The only thing standing in Beatrice’s way, and the only thing keeping abandoned and destitute Florindo (who, frankly, isn’t capable of functioning on his own in the world) from starving to death is valiant and loyal Corallina. As hero to Beatrice’s villain, Corallina vows to not only expose Beatrice and get Florindo home again but to get him the heart of his love, Rosaura along the way.
I’m of two minds about Odyssey Theatre’s production of The Amorous Servant. I believe that for the curious and new(ish) patrons to Odyssey Theatre and/or commedia dell’arte, you will leave smiling and happily entertained. But while the Amorous Servant should still prove entertaining for frequent, repeat Odyssey patrons, it will likely not go down as anybody’s favourite.
The Amorous Servant, while written in Italy some centuries ago, has themes that run universal, and remain relatable today. Everybody will recognize the core story of the manipulative gold-digging stepmother hoping to see her husband in an early grave after a few changes to the will. Pair that with some of the elements of a Hollywood rom-com and you have The Amorous Servant.

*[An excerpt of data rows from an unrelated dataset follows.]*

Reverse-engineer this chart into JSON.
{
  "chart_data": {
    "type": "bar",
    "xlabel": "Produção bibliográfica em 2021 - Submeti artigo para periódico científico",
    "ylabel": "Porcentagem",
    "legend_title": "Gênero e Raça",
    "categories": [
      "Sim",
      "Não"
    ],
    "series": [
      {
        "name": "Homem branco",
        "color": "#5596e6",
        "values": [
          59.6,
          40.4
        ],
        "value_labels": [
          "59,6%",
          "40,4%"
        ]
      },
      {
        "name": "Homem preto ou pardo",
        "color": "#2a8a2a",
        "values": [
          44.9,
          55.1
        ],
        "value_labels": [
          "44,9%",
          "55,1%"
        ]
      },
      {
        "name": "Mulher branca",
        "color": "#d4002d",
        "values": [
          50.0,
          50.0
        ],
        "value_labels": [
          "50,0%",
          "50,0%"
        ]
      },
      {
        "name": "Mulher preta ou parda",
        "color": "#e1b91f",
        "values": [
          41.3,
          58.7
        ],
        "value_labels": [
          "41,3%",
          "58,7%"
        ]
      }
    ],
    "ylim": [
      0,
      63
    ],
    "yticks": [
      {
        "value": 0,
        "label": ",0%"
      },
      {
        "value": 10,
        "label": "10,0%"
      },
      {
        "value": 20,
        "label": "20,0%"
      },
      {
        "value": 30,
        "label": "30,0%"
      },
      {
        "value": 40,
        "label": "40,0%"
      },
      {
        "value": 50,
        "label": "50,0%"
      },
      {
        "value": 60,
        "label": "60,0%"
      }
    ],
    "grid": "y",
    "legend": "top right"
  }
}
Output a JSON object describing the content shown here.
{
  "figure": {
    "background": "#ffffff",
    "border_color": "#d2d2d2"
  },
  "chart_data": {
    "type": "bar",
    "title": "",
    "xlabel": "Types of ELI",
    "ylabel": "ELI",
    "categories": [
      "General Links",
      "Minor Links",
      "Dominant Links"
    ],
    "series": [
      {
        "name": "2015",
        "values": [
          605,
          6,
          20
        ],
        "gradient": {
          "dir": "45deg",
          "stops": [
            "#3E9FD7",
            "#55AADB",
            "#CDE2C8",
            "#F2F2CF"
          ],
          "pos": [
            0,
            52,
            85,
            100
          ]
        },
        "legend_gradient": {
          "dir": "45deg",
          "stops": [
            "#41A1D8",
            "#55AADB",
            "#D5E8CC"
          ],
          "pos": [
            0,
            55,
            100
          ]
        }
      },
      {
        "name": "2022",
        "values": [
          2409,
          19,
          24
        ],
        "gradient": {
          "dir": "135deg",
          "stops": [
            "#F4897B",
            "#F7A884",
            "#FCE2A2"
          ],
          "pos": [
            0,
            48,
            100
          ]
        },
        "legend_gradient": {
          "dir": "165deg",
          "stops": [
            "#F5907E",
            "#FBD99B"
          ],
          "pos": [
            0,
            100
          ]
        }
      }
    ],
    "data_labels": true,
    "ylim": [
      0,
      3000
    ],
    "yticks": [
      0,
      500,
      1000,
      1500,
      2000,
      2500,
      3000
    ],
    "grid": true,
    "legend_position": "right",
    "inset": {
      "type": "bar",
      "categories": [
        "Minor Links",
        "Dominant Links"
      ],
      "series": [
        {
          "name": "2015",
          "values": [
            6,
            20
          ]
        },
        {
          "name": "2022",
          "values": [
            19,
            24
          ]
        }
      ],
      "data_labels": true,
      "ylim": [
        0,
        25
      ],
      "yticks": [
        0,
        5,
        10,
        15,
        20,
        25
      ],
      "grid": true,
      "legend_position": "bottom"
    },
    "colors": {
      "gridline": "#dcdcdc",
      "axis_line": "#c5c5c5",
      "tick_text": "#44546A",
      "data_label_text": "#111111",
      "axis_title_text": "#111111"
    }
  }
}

This relatability establishes a relaxed comfort zone for patrons who might be new to the commedia stylings of Odyssey Theatre, as well as offers a much more direct storyline compared to the intricate, twisted, frenetic plots typically seen.
Regrettably, the equally intricate, twisted, frenetic pace and physicality that also comes as part of the standard package seems to have been stepped down some. For the first time I can remember at an Odyssey show, I found moments where my mind drifted away from what was happening on stage.
The net result, for me, was seeing a lot of “real good” but less “really great” than I’d come to expect from Odyssey Theatre.
And please, do note, that while I had high expectations, quibbling about the difference between real good/really great is not exactly a bad problem. The Amorous Servant remains highly entertaining and the laughter was frequent from spectators of all ages. (There were a handful of younger children on the evening I was there.)
Of particular note, The two buffoon sons, Florindo (Christopher Allen) and Lelio (Abraham Asto) were memorable for their outlandish, incompetent characterizations and Lise Cormier brought the show home with a strong stage presence and her forceful portrayal of Corallina. The production design remains of top quality.
More, there’s just something magical and wonderful about an evening of theatre under the stars. The lack of any walls (perhaps ironically) bringing you closer and connecting you more to the antics playing out in front of you. The great wide open making easier work of your suspension of disbelief to allow a greater immersion. Plus, fresh air, ice cream, and the scenic Strathcona Park and Rideau River all around you. Just consider bringing a cushion for your butt (or rent one) and some bug repellant.
Despite not reaching the highs I hoped for, The Amorous Servant is still a recommend, particularly if you’re new to Odyssey Theatre or commedia dell’arte.